Col primo motivo, deducendo violazione e falsa applicazione dell’art. 21 d.p.r. 633/72, l’Agenzia ricorrente censura la sentenza impugnata nella parte in cui i giudici d’appello hanno affermato che le fatture utilizzate dalla società erano state emesse per coprire costi all’epoca non documentabili e, pur rilevando che in dette fatture non era stata indicata la natura, qualità e quantità dei beni o dei servizi venduti o prestati, hanno ritenuto che i corrispettivi in esse indicati fossero relativi all’attività di impresa e che l’Iva su di essi applicata fosse stata correttamente liquidata, non risultando prove che le fatture utilizzate non erano state pagate ed avendo affermato l’appellante che le ditte emittenti le fatture avevano regolarmente versato l’ha addebitata in via di rivalsa, pertanto senza alcun danno per l’erario.

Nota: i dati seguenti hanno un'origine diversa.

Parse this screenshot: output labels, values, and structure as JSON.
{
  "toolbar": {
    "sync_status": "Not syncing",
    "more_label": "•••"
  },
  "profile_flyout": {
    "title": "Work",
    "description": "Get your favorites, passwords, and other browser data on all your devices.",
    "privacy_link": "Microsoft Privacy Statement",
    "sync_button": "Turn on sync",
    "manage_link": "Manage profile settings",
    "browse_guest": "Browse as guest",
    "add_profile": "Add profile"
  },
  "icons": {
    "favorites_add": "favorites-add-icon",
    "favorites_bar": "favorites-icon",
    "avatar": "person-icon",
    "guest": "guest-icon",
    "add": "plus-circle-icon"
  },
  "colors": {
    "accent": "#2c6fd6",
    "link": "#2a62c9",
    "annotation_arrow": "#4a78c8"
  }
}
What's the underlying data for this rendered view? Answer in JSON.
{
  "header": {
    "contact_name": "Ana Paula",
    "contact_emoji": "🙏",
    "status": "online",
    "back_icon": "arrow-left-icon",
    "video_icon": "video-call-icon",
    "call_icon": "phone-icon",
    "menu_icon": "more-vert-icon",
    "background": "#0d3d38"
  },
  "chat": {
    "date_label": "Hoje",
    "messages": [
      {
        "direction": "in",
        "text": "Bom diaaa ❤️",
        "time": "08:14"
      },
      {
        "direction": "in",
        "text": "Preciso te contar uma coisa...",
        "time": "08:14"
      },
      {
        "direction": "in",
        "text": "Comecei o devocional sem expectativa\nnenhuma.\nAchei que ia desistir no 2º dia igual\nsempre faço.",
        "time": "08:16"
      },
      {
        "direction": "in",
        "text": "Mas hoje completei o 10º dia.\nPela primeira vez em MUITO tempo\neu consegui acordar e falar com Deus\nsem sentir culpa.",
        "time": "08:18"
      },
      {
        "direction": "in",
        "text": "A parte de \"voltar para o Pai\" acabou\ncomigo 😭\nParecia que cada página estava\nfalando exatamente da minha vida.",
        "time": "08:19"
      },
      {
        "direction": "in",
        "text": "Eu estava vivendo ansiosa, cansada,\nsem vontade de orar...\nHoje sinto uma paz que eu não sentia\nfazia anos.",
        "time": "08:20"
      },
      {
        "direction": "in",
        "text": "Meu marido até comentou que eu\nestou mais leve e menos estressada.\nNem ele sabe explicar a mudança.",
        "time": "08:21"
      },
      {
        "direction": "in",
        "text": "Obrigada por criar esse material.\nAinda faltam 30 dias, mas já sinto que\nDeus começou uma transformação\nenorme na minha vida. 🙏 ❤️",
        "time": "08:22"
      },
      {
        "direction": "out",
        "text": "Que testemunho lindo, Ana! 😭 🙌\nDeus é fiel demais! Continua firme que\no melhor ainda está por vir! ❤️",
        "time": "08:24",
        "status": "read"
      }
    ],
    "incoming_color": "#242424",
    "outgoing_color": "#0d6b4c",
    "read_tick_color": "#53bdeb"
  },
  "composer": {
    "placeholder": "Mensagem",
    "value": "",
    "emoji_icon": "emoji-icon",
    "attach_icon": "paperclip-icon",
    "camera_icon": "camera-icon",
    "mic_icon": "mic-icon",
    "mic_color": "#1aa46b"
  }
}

In particolare, la ricorrente, premesso che l’asserito pagamento dell’IVA addebitata in via di rivalsa ed il fatto che i corrispettivi indicati nelle fatture de quibus riguardavano comunque attività di impresa erano circostanze desunte in maniera acritica dalle deduzioni della società, evidenzia che si tratta di dati irrilevanti, posto che anche l’eventuale pagamento dell’IVA da parte del cedente non incide sul rapporto tra fisco e cessionario quando il primo contesti al secondo l’inesistenza delle fatture emesse.

In ogni caso secondo la ricorrente quanto affermato dai giudici d’appello è in contrasto con la corretta lettura dell’art. 21 citato, dal quale emerge che un’operazione deve ritenersi giuridicamente inesistente quando manchi degli elementi oggettivi e soggettivi che la individuano in quanto la ratio della stessa che regola l’obbligo di fatturazione è quella di rendere conoscibili in modo certo le operazioni commerciali, posto che il legislatore al citato art. 21 ha accolto una formulazione ampia tale da comprendere nel concetto di operazione inesistente ogni discrepanza tra il dato contabilizzato e il dato reale, avendo inteso colpire ogni divergenza tra la realtà commerciale e l’espressione documentale di essa.

La censura è fondata. Sono gli stessi giudici d’appello ad affermare che nelle fatture non era stata correttamente indicata la natura, qualità e quantità dei beni o dei servizi venduti o prestati. La giurisprudenza di questo giudice di legittimità è concorde nel ritenere che l’omessa indicazione nelle fatture dei dati prescritti dall’art. 21 del d.P.R. 26 ottobre 1972, n. 633 integra quelle gravi irregolarità che, ai sensi dell’art. 39 del d.P.R. 29 settembre 1973. n. 600. legittimano l’Amministrazione finanziaria a ricorrere all’accertamento induttivo del reddito imponibile (v. tra le altre cass. n. 5748 del 2010). In ogni caso una fattura nella quale manchino i dati prescritti per legge non è idonea a fornire la prova dell’esistenza delle operazioni in esse riportate.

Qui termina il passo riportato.